Preference settings are stored in XML format. Do not edit the XML directly
Latitude and longitude
Latitude and longitude must always be provided in DMS (degree, minute, second) units. For example:
N 40-10-15.123456 must be entered as: 40.1015123456
S 40-10-15.123456 must be entered as: -40.1015123456 (negative)
E 105-3040111111 must be entered as: 105.3040111111
W 105-3040111111 must be entered as: -105.3040111111 (negative)
Using observation grids
When using the various observation grids, you can enter up to three observations for each row; for example a horizontal angle, zenith angle and slope distance.
If you did not measure one of the observations, simply leave that specific observation cell blank; for example, leave the Slope Dist field blank if
you did not take that measurement.
For Direction sets, assign a unique number (Set Num) to all direction records that are part of the same set. This can be any number between 1 and 999999.
Entering data within the grids
When entering data within the grids, you will receive and error indicator if you make an invalid entry. Be sure to enter linear and angular measurements in the active linear or angular units (as set up in Preferences). The exception to this rule are Latitude and Longitude as described above.

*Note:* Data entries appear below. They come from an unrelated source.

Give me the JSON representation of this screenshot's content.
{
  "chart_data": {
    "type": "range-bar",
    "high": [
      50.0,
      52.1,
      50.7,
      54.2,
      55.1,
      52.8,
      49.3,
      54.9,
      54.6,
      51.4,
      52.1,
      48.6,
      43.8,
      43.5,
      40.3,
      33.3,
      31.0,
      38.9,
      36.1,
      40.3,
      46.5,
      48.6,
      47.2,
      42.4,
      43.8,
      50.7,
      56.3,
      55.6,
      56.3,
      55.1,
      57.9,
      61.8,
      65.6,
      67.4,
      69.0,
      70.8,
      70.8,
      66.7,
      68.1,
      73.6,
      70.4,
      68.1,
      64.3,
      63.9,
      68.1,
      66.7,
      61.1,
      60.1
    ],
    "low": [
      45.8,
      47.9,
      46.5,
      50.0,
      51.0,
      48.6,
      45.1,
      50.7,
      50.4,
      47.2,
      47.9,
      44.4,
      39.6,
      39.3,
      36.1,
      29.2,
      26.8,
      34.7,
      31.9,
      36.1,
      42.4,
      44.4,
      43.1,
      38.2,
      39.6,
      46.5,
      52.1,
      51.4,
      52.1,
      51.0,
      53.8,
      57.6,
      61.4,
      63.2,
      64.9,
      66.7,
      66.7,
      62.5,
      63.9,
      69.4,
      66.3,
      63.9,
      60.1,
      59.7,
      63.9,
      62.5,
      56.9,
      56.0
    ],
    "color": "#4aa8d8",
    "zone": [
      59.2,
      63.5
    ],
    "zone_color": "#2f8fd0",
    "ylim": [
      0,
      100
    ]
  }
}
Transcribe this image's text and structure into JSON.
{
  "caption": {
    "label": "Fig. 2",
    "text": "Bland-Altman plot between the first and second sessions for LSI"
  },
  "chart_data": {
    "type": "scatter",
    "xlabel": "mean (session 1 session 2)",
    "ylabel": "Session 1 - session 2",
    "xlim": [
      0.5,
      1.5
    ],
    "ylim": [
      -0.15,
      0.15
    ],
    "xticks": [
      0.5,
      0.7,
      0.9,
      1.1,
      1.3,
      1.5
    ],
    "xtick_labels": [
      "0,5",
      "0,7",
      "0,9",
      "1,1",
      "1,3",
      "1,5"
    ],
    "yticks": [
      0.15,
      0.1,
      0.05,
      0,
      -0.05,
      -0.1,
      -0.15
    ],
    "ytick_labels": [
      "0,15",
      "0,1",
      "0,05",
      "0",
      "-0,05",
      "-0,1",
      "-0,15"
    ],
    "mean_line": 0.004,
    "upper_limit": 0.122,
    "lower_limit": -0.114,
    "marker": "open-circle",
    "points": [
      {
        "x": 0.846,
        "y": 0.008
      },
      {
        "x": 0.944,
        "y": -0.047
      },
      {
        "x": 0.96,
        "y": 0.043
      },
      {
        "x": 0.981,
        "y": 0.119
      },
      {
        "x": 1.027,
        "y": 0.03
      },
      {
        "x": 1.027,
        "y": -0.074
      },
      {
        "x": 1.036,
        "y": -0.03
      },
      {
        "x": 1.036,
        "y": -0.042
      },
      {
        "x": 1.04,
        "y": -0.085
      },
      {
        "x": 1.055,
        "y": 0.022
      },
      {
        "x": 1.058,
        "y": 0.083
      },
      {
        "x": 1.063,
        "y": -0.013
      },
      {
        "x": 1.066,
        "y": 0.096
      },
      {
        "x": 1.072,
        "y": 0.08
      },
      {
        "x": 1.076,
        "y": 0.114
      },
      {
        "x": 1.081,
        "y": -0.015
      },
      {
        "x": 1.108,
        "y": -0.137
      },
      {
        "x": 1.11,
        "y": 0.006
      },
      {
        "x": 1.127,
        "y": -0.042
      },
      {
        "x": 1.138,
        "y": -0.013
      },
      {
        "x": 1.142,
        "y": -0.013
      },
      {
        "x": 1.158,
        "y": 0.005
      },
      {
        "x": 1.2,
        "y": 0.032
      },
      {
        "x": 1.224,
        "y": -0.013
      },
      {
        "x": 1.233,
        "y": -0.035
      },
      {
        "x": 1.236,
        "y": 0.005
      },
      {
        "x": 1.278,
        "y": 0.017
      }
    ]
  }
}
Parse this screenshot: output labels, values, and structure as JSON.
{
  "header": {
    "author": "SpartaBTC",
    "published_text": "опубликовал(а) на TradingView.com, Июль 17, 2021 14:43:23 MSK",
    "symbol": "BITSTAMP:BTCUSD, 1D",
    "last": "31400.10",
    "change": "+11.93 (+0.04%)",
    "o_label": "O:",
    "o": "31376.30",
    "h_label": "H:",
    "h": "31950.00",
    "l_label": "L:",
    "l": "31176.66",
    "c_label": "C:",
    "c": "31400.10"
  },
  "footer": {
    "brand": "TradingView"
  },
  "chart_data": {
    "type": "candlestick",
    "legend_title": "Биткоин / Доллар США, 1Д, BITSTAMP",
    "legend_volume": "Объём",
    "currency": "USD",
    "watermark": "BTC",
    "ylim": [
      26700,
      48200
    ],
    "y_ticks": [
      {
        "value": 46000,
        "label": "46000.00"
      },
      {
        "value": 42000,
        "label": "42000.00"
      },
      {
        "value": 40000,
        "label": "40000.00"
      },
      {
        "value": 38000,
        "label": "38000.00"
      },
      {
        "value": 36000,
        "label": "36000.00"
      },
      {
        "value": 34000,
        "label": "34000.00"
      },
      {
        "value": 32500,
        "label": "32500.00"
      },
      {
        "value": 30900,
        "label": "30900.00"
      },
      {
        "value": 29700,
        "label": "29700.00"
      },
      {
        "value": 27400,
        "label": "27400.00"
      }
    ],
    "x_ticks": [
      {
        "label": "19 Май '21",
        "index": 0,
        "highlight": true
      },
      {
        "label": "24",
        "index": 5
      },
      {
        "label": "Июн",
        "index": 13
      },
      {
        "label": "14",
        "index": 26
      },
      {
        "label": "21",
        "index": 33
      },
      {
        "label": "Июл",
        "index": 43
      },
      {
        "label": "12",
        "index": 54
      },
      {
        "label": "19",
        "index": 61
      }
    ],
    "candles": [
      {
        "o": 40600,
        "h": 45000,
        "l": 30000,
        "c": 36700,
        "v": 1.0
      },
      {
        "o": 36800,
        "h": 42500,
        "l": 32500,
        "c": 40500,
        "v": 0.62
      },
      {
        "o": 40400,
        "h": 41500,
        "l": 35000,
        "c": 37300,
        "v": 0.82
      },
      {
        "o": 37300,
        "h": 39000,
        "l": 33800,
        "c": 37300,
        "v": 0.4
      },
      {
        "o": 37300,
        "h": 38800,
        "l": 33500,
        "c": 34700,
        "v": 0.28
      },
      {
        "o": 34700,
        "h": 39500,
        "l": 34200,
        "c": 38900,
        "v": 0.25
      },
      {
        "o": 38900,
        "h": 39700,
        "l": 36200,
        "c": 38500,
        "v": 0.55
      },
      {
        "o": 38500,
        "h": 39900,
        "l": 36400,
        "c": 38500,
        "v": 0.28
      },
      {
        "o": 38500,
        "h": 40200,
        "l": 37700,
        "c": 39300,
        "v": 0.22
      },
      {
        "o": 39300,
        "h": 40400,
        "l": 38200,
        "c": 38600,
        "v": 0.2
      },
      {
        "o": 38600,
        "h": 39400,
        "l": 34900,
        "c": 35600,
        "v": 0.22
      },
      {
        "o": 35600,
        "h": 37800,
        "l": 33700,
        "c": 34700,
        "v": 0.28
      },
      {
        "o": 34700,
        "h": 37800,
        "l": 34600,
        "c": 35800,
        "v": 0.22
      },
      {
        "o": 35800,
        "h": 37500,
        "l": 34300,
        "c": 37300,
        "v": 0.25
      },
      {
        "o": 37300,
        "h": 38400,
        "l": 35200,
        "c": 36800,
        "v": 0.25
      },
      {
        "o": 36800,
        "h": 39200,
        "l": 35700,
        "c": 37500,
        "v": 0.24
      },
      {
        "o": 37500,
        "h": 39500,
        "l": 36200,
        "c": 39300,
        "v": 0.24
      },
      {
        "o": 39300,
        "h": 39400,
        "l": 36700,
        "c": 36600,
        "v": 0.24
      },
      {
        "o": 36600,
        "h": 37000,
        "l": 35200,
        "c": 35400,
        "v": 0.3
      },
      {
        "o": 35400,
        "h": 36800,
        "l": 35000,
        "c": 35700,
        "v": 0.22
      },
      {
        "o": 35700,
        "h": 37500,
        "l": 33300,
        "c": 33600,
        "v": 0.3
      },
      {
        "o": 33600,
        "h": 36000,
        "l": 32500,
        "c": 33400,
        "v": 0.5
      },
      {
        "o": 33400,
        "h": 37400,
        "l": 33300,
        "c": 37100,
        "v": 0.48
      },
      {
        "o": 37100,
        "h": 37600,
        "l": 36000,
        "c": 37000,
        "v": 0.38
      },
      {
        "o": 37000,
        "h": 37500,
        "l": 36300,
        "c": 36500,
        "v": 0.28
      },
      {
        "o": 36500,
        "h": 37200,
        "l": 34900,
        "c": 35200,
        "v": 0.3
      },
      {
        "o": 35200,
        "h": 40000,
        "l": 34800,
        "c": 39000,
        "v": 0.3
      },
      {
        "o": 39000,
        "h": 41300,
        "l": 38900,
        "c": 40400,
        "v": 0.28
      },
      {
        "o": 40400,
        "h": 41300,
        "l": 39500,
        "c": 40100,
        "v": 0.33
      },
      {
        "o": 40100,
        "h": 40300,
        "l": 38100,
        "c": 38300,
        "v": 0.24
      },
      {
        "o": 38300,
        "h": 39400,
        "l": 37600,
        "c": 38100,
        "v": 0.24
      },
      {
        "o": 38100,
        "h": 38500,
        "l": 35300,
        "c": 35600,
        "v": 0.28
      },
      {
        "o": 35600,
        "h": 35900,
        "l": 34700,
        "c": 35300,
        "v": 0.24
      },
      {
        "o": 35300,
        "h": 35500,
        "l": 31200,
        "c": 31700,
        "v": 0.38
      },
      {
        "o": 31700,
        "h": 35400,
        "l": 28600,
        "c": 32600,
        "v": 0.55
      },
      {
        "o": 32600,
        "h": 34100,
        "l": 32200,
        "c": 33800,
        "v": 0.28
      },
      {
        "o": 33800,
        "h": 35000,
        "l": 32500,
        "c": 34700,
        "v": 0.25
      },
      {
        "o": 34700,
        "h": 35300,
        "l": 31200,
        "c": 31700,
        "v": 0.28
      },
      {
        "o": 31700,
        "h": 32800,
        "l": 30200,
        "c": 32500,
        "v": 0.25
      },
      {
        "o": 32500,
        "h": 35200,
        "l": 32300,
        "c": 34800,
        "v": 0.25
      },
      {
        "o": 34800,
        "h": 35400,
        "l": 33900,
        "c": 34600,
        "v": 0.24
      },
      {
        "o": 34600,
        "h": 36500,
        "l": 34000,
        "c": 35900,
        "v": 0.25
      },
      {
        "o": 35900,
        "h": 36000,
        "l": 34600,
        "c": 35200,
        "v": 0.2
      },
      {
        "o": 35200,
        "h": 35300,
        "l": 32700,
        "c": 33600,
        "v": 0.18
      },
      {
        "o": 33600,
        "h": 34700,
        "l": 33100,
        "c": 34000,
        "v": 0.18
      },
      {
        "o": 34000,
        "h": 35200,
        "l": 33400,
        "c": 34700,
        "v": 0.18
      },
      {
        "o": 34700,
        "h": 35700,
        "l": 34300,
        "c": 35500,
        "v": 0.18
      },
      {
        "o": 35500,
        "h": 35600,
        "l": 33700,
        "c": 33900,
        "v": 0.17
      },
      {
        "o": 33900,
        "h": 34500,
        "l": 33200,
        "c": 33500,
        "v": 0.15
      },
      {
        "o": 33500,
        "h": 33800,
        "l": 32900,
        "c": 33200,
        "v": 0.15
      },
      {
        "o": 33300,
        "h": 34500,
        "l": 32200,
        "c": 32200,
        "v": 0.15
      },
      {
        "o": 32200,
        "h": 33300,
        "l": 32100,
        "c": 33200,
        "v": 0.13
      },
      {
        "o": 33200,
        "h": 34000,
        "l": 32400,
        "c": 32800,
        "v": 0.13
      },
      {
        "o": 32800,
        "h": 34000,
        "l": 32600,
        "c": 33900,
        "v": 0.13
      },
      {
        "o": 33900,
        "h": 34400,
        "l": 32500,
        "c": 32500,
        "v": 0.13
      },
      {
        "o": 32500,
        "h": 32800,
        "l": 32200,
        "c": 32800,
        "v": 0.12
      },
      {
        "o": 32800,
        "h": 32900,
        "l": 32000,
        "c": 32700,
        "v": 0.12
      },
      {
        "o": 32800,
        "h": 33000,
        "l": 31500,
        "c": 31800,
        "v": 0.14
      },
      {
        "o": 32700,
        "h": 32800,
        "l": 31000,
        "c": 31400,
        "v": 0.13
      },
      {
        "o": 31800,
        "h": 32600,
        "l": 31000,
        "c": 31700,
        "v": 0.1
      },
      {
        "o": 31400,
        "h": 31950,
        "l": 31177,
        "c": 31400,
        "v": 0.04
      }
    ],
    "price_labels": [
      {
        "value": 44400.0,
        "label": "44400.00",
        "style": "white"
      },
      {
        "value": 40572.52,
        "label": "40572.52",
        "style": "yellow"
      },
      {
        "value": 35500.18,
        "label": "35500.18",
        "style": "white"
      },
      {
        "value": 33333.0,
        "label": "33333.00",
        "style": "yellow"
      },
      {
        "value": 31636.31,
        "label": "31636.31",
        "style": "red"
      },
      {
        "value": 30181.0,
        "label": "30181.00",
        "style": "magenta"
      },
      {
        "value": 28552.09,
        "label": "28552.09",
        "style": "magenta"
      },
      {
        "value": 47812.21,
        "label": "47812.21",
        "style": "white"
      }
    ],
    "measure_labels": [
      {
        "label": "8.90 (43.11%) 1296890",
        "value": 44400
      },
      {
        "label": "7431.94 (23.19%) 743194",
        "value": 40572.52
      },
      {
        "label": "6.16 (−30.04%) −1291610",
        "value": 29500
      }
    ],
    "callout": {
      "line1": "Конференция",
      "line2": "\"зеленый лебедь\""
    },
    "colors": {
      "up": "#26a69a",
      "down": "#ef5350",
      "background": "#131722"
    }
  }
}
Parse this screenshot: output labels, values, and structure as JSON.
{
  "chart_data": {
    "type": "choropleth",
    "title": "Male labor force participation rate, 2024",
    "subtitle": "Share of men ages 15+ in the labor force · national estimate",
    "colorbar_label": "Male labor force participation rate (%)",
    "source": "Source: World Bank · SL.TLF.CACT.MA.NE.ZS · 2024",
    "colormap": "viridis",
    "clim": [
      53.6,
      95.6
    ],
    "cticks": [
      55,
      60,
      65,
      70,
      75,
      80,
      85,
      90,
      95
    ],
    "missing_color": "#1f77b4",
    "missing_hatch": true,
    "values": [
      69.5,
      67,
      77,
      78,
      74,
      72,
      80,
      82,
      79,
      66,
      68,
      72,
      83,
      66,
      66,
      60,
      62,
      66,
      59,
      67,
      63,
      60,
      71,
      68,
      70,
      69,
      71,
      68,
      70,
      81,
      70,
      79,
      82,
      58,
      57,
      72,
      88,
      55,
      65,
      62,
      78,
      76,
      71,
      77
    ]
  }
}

- Azimuth: An astro-geodetic azimuth usually obtained from solar or polaris observations.
- Direction: An alternative to horizontal angles. Minimum of two directions required in every set.
- Bearings: A bearing (derived from an azimuth) or an average bearing (commonly obtained from Public Land Surveying System records within the United States). Set up Preferences to indicate true bearings or average bearings. You cannot mix both types in same network.
- Horizontal Angle (turned to right): An alternative to the use of directions.
- Zenith Angle: Where 90 degrees is equivalent to a vertical angle of zero.
- Chord Distance: The distance from the instrument at the AT station to the target of the TO station (where Instr/Targ heights are measured). If the chord distance is a mark-to-mark distance, then set the Instr/Targ heights to zero.
- Horizontal Distance” The local tangent plane distance (2D) from the AT station to the TO station. This is equivalent to using the corrected zenith angle and slope distance (measured from the AT station) to compute the horizontal distance where HD = sin(zenith angle) * slope distance.
- Height Difference: The height difference between stations.
- Local Delta North: A local north offset (often measured with a tape).
- Local Delta East: A local east offset (often measured with a tape).
- Local Delta Up: A local up offset (often measured with a tape). For projects with limited extent, this would be similar to an elevation change where minimal curvature is applicable.
- GPS X, Y, Z: Vectors determined using GPS equipment.
Coordinate observations are useful when you don’t want to hold a station fixed, but you do want to constrain its movement by specifying its standard deviation or variance.
- Latitude: A coordinate observation used in 2D and 3D geodetic adjustments.
- Longitude: A coordinate observation used in 2D and 3D geodetic adjustments.
- Height: A coordinate observation used in 1D and 3D adjustments.
- North: A coordinate observation used in 2D and 3D Grid or Local Plane adjustments.
- East: A coordinate observation used in 2D and 3D Grid or Local Plane adjustments.
- Geodesic Azimuth: Use when you know the geodesic azimuth between two points. The geodesic azimuth is the direction along the ellipsoidal surface between two points. It is rarely used.
- Geodesic Distance: Use when you know the geodesic distance between two points. The geodesic distance is the distance along the ellipsoidal surface between two points. It is rarely used.
Note: Instrument and Target heights are not used in 2D Adjustments.